During our research into the Crystal Tipped Unicone and the Arctic regions Lost Impossimals we came across the old crew roster for the Vigilant, Charles Burroughs charted ship for his 1880-82 expedition to the Arctic Circle. Included in the list is the name Joseph Fincher underlined in red ink with the year 1881 written beside it, a practice normally used when a crew member has gone missing whereabouts unknown. Unusual because Charles does not mention this in his diaries, even more unusual because the disembarkation and paymaster records at the Maritime Institute in Bristol show that when the Vigilant returned Joseph Fincher was onboard. Two other names Milton Bradley and George S Parker are also highlighted, this time with a small red tick.

We could find no link between the three men until we found a torn note behind the cover of one of Charles diaries. It’s difficult to make out most of it but what we have deciphered is this.

“…approached. We watched from a distance, they had managed to combat the long days and nights in the region by creating amusement and simple games from a selection of curious shaped objects. They slide along gracefully on curved legs and dine on spongy wrapped rolls full of what looked like our ice cream. These ‘Arctic Rolls’ as we have dubbed them will form part of the collection when we return; if we can we will also manage to bring some of the curious objects along too.  -  JF.”
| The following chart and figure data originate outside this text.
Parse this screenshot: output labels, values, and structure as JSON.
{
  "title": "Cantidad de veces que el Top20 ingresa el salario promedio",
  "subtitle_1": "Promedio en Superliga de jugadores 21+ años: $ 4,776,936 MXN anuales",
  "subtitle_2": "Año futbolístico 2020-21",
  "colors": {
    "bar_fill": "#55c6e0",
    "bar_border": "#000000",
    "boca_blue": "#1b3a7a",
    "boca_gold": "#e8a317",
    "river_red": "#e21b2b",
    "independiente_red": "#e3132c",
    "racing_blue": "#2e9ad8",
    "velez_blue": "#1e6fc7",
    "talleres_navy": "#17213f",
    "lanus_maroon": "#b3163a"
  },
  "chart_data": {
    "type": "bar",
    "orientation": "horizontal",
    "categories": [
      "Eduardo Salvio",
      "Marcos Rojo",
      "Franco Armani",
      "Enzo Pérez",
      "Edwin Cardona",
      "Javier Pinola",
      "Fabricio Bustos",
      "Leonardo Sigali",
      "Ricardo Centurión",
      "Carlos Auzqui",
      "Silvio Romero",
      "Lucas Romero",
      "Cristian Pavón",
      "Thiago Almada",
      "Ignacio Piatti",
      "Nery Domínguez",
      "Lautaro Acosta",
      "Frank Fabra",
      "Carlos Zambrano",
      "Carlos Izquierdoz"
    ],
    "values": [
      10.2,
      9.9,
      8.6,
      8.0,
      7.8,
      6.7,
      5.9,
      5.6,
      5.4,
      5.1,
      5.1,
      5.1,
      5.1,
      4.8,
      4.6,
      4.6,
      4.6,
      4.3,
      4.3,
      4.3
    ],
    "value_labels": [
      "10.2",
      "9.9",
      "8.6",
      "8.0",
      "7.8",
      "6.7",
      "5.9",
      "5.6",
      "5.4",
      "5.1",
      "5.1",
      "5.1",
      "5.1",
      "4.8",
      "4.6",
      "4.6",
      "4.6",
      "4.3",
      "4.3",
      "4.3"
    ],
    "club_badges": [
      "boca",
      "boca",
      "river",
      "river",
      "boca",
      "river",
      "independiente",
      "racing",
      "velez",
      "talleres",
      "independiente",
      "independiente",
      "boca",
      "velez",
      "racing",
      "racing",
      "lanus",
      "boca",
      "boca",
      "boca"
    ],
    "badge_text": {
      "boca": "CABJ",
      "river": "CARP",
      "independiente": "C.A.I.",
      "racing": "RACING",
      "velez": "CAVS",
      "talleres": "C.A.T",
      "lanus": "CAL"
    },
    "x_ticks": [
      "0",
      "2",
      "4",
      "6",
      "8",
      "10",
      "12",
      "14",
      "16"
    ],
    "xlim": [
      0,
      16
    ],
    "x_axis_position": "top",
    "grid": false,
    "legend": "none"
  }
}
It’s not much but we think there was a secret expedition that Charles didn’t write about as we have discovered that all the three men are linked. We believe that all three men bought back with them several objects which were split accordingly, we also believe that Charles was involved but why and what he wished to gain we don’t yet know. Milton Bradley was in the game industry, he had already successfully released The Game of Life in 1860 so if he had heard rumours of the Tiddlyrockers that would have been his reason to jump at the chance to join Charles. George S Parker was a young cabin boy on the expedition, upon his return he immediately and unexpectedly created his own board game, a year later in 1883 he had his own gaming business Parker Brothers. But the lynchpin is Joseph Fincher, he lay dormant for a number of years until 1888 when he filed a patent for Tiddlywinks, one of the games now identified in the Bored Tiddlyrockers painting.

We have a pattern emerging, these groups of people are not here by chance and the more we dig into the files we are uncovering more groups of linked individuals all tied inexplicably to several other Lost Impossimals.